Depois de uma entrada fascinante nos Picos de Europa pelo Pico Gilbo, seguimos para a Cantábria em busca de mais experiências fabulosas. Para o primeiro dia estava destinado este percurso, porventura um dos mais famosos. Agora, entre o sossego de grandes recordações, achamos que a dificuldade em descrever as nossas vivências por lá são tão grandes e belas e como aquelas montanhas. Persiste a sensação de que tudo o que se possa dizer pareça pouco. Ainda assim, aqui ficam estas palavras, à espera e com a esperança que o tempo as possa apurar.
A Ruta del Cares é um percurso linear com cerca de 12 km, entre as localidades de Poncebos e Cain, aberto literalmente nas encostas e escarpas rochosas do rio Cares. O percurso foi criado para acompanhar a construção de um canal de água de aproveitamento hidroelétrico. Antes de mais importa agradecer às pessoas que ali trabalharam e criaram uma grande obra de engenharia. Sendo um percurso linear, e como a viagem por estrada é grande, a distância total da caminhada passa então para os 24 km. Com cerca de 700 metros de desnível, o trilho apresenta uma subida mais acentuada no início, mas depois vai-se tornando plano. Pelo terreno irregular e pela distância é importante selecionar um bom calçado. Como o percurso é bastante concorrido e os lugares de estacionamento não são muitos, ir um pouco mais cedo pode fazer a diferença entre começar próximo do início ou acrescentar mais alguns quilómetros à contagem.

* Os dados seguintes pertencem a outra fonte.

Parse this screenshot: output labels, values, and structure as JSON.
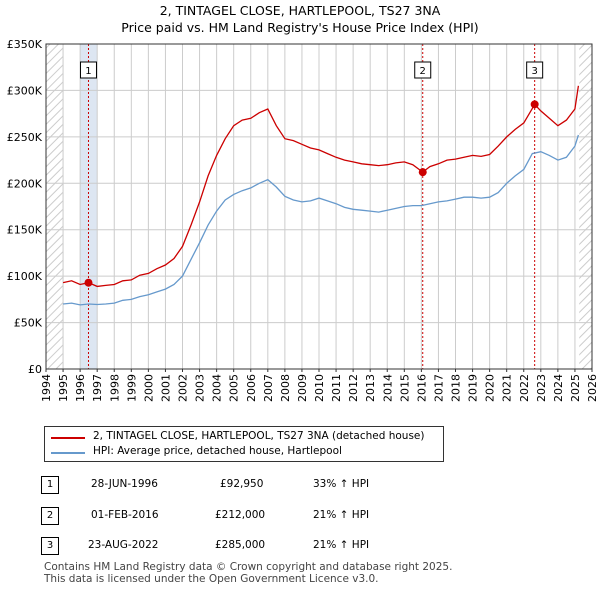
{
  "title_line1": "2, TINTAGEL CLOSE, HARTLEPOOL, TS27 3NA",
  "title_line2": "Price paid vs. HM Land Registry's House Price Index (HPI)",
  "colors": {
    "property": "#cc0000",
    "hpi": "#6699cc",
    "shade": "#dde6f2",
    "grid": "#cccccc",
    "hatch": "#cccccc"
  },
  "chart_data": {
    "type": "line",
    "title": "2, TINTAGEL CLOSE, HARTLEPOOL, TS27 3NA - Price paid vs. HM Land Registry's House Price Index (HPI)",
    "xlabel": "",
    "ylabel": "",
    "xlim": [
      1994,
      2026
    ],
    "ylim": [
      0,
      350000
    ],
    "x_ticks": [
      "1994",
      "1995",
      "1996",
      "1997",
      "1998",
      "1999",
      "2000",
      "2001",
      "2002",
      "2003",
      "2004",
      "2005",
      "2006",
      "2007",
      "2008",
      "2009",
      "2010",
      "2011",
      "2012",
      "2013",
      "2014",
      "2015",
      "2016",
      "2017",
      "2018",
      "2019",
      "2020",
      "2021",
      "2022",
      "2023",
      "2024",
      "2025",
      "2026"
    ],
    "y_ticks": [
      {
        "value": 0,
        "label": "£0"
      },
      {
        "value": 50000,
        "label": "£50K"
      },
      {
        "value": 100000,
        "label": "£100K"
      },
      {
        "value": 150000,
        "label": "£150K"
      },
      {
        "value": 200000,
        "label": "£200K"
      },
      {
        "value": 250000,
        "label": "£250K"
      },
      {
        "value": 300000,
        "label": "£300K"
      },
      {
        "value": 350000,
        "label": "£350K"
      }
    ],
    "grid": true,
    "series": [
      {
        "name": "2, TINTAGEL CLOSE, HARTLEPOOL, TS27 3NA (detached house)",
        "color": "#cc0000",
        "x": [
          1995.0,
          1995.5,
          1996.0,
          1996.49,
          1997.0,
          1997.5,
          1998.0,
          1998.5,
          1999.0,
          1999.5,
          2000.0,
          2000.5,
          2001.0,
          2001.5,
          2002.0,
          2002.5,
          2003.0,
          2003.5,
          2004.0,
          2004.5,
          2005.0,
          2005.5,
          2006.0,
          2006.5,
          2007.0,
          2007.5,
          2008.0,
          2008.5,
          2009.0,
          2009.5,
          2010.0,
          2010.5,
          2011.0,
          2011.5,
          2012.0,
          2012.5,
          2013.0,
          2013.5,
          2014.0,
          2014.5,
          2015.0,
          2015.5,
          2016.08,
          2016.5,
          2017.0,
          2017.5,
          2018.0,
          2018.5,
          2019.0,
          2019.5,
          2020.0,
          2020.5,
          2021.0,
          2021.5,
          2022.0,
          2022.64,
          2023.0,
          2023.5,
          2024.0,
          2024.5,
          2025.0,
          2025.2
        ],
        "values": [
          93000,
          95000,
          91000,
          92950,
          89000,
          90000,
          91000,
          95000,
          96000,
          101000,
          103000,
          108000,
          112000,
          119000,
          132000,
          155000,
          180000,
          208000,
          230000,
          248000,
          262000,
          268000,
          270000,
          276000,
          280000,
          262000,
          248000,
          246000,
          242000,
          238000,
          236000,
          232000,
          228000,
          225000,
          223000,
          221000,
          220000,
          219000,
          220000,
          222000,
          223000,
          220000,
          212000,
          218000,
          221000,
          225000,
          226000,
          228000,
          230000,
          229000,
          231000,
          240000,
          250000,
          258000,
          265000,
          285000,
          278000,
          270000,
          262000,
          268000,
          280000,
          305000
        ]
      },
      {
        "name": "HPI: Average price, detached house, Hartlepool",
        "color": "#6699cc",
        "x": [
          1995.0,
          1995.5,
          1996.0,
          1996.5,
          1997.0,
          1997.5,
          1998.0,
          1998.5,
          1999.0,
          1999.5,
          2000.0,
          2000.5,
          2001.0,
          2001.5,
          2002.0,
          2002.5,
          2003.0,
          2003.5,
          2004.0,
          2004.5,
          2005.0,
          2005.5,
          2006.0,
          2006.5,
          2007.0,
          2007.5,
          2008.0,
          2008.5,
          2009.0,
          2009.5,
          2010.0,
          2010.5,
          2011.0,
          2011.5,
          2012.0,
          2012.5,
          2013.0,
          2013.5,
          2014.0,
          2014.5,
          2015.0,
          2015.5,
          2016.0,
          2016.5,
          2017.0,
          2017.5,
          2018.0,
          2018.5,
          2019.0,
          2019.5,
          2020.0,
          2020.5,
          2021.0,
          2021.5,
          2022.0,
          2022.5,
          2023.0,
          2023.5,
          2024.0,
          2024.5,
          2025.0,
          2025.2
        ],
        "values": [
          70000,
          71000,
          69000,
          70000,
          69500,
          70000,
          71000,
          74000,
          75000,
          78000,
          80000,
          83000,
          86000,
          91000,
          100000,
          118000,
          136000,
          155000,
          170000,
          182000,
          188000,
          192000,
          195000,
          200000,
          204000,
          196000,
          186000,
          182000,
          180000,
          181000,
          184000,
          181000,
          178000,
          174000,
          172000,
          171000,
          170000,
          169000,
          171000,
          173000,
          175000,
          176000,
          176000,
          178000,
          180000,
          181000,
          183000,
          185000,
          185000,
          184000,
          185000,
          190000,
          200000,
          208000,
          215000,
          232000,
          234000,
          230000,
          225000,
          228000,
          240000,
          252000
        ]
      }
    ],
    "sales": [
      {
        "label": "1",
        "x": 1996.49,
        "value": 92950
      },
      {
        "label": "2",
        "x": 2016.08,
        "value": 212000
      },
      {
        "label": "3",
        "x": 2022.64,
        "value": 285000
      }
    ]
  },
  "legend": {
    "property": "2, TINTAGEL CLOSE, HARTLEPOOL, TS27 3NA (detached house)",
    "hpi": "HPI: Average price, detached house, Hartlepool"
  },
  "sales_table": [
    {
      "num": "1",
      "date": "28-JUN-1996",
      "price": "£92,950",
      "hpi": "33% ↑ HPI"
    },
    {
      "num": "2",
      "date": "01-FEB-2016",
      "price": "£212,000",
      "hpi": "21% ↑ HPI"
    },
    {
      "num": "3",
      "date": "23-AUG-2022",
      "price": "£285,000",
      "hpi": "21% ↑ HPI"
    }
  ],
  "footer": {
    "line1": "Contains HM Land Registry data © Crown copyright and database right 2025.",
    "line2": "This data is licensed under the Open Government Licence v3.0."
  }
}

Ao chegarmos ao estacionamento, em Poncebos, e depois de nos certificámos que tínhamos tudo o que precisaríamos para a viagem, carregados de expetativas, fizemo-nos ao caminho. À nossa volta, os picos erguiam-se, senhores de toda a vida que por ali passa. Percebe-se porque os cristãos tenham encontrado aqui o seu último refúgio de liberdade na antiga Hispânia contra o avanço muçulmano. Vencida a subida inicial chegamos ao grande anfiteatro do Cares que se estendia a montante. As encostas tornaram-se ainda maiores e escarpadas e no horizonte montanhoso era percetível o trilho escarpado. Mais à frente, o percurso fura pelas paredes verticais, acompanhando o canal e o rio.
Um pouco antes de chegarmos a Cain decidimos apimentar a aventura e descemos ao rio com o intuito de subirmos ao planalto na outra margem. Durante a descida vislumbrámos, lá em baixo, a pequena ponte sobre um azul intenso, que corria desfiladeiro abaixo, capaz de fazer inveja ao céu. Facilmente percebemos por onde deveríamos descer para ter acesso ao rio e seguimos pelo trilho, que desce a encosta em ziguezagues constantes. Sabíamos de antemão que a água estaria fria, mas não esperávamos que fosse a mais gelada.
Iniciámos de seguida a subida Cares Xtrem até ao prado altivo da outra margem. E se a descer todos os santos ajudam, a subida fez jus ao nome da experiência. A ascensão foi realizada em ziguezagues constantes de uma verticalidade respeitável. A dado momento fomos por um atalho que nos dificultou ainda mais a subida, junto à parede da fraga. Ao chegarmos ao prado tivemos uma enorme sensação de pequenez. É impressionante a quanto estas montanhas nos reduzem! Descemos depois até aos escombros de uma cabana, onde completámos a descoberta. Ali, entre dois burros que pastavam, alheios a tudo, fizemos o registo da nossa passagem pelo local. Não será fácil encontrar outra paisagem tão grandiosa para escrever alguns rabiscos, por certo insignificantes quando comparados com o cenário.
Na descida descortinámos o trilho que deveríamos ter seguido na subida e o cruzamento do engano. Criámos por lá uma mariola, para que outros não tenham o mesmo imprevisto. Passámos pela ponte em ritmo acelerado e, depois da subida da encosta na outra margem, reencontrámos a Ruta del Cares. Retomámos a rota e passámos pelos sucessivos túneis e pontes até chegarmos à repesa de Cain, que marcou o meio da nossa aventura. Ao chegarmos, fomos de imediato até à ponte mais acima e passámos para a outra margem, onde aproveitámos para descansar e almoçar. Fomos depois revisitar a repesa e, depois de um café, encetámos a viagem de regresso, revivendo as paisagens maravilhosas de um dos percursos mais majestosos que se pode fazer.